OTTAWA—An internal federal analysis shows the government has studied the pros and cons of the nickel—but Ottawa insists it has no plans to force the five-cent coin into retirement, as it did the penny.
When the Royal Canadian Mint yanked the penny from circulation in 2013, the nickel became the country’s smallest circulating denomination of pocket change.
Since then, many people have expected it would only be a matter of time before Ottawa also eliminated the nickel.
Earlier this year, a Finance Department memo to senior officials examined the nickel’s purchasing power, usage and production costs.
Much of the April document, obtained by The Canadian Press under the Access to Information Act, was blacked out, including the “assessment” portion that likely discussed the coin’s future.

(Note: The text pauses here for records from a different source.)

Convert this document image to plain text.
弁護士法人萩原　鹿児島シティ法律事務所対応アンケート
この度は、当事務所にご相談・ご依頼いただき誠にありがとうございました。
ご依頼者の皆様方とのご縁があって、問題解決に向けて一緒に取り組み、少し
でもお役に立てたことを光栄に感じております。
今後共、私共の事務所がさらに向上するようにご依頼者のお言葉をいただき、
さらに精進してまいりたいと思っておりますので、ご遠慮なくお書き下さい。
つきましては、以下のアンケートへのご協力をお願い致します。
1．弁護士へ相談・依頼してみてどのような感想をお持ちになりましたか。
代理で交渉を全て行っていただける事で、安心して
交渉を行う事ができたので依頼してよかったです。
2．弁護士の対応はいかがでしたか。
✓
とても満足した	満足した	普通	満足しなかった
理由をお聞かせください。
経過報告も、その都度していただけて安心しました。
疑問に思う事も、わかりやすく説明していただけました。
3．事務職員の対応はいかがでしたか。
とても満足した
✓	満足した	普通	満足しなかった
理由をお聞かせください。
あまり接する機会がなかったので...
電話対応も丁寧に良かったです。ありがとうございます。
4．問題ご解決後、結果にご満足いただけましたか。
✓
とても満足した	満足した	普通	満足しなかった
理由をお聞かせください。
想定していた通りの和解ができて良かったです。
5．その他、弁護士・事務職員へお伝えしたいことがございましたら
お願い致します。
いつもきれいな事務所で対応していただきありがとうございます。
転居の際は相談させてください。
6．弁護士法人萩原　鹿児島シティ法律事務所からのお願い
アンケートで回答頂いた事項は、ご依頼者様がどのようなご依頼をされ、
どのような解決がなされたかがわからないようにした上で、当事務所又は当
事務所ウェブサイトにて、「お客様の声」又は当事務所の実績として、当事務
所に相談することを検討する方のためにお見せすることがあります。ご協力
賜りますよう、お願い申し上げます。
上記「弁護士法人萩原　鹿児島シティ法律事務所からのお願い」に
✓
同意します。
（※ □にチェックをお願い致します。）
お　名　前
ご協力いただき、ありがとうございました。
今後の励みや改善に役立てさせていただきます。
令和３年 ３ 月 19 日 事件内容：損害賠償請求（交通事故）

The uncensored portions of the memo explored the significance of the nickel in a post-penny era.
“As there are virtually no goods or services that can be purchased for a nickel, or several multiples thereof, the coin is generally used only to make change as part of larger transactions,” said the memo, prepared for deputy finance minister Paul Rochon.
“The purchasing power of the nickel has eroded over time, relative both to prices and incomes.”
The nickel’s purchasing power has tumbled 40 per cent over the last 25 years, the study said. Over a century ago _ in 1914 _ the nickel was worth more than a loonie in today’s terms, the document added.
The nickel entered circulation in 1858, when the Royal Mint in Britain produced them for the province of Canada. The Royal Canadian Mint started pumping out five-cent pieces in 1908—and has since made 5.55 billion of them.
The memo says all G8 countries have a coin denomination equal to the Canadian nickel, but notes that New Zealand and South Africa have jettisoned their nickels over the past decade.
Still, Ottawa “has no plans to discontinue the nickel,” Finance spokesman David Barnabe wrote in an email.
One reason to keep the nickel around could be due to the fact it’s still cost effective to mint them—and it may even become profitable.
The Royal Canadian Mint doesn’t share production costs for any of its circulation coins because it competes internationally for manufacturing contracts, a spokesman said.
“However, we can confirm that the cost of manufacturing a five-cent circulation coin remains well below its face value,” Alex Reeves wrote in an email.
The memo said new legislation will strip pricey management fees from the production costs for coins and will essentially guarantee profits for the mint going forward. The change should give Canadian coins “at least modest” seigniorage—the difference between the value of the coin and the combined cost of the metal stock and the minting process.
The coin got its name because, at one time, it was made almost entirely of nickel. Today, it’s mostly steel with a bit of copper and nickel plating.
Some observers expect the nickel to meet the same fate as the penny—and soon.
A senior economist from Desjardins released a study in May that predicted the government will eliminate the nickel within five years.
“Due to gradual increase in the cost of living and decreased buying power of small coins, the time will come when the nickel will have to be taken out of circulation,” Hendrix Vachon wrote.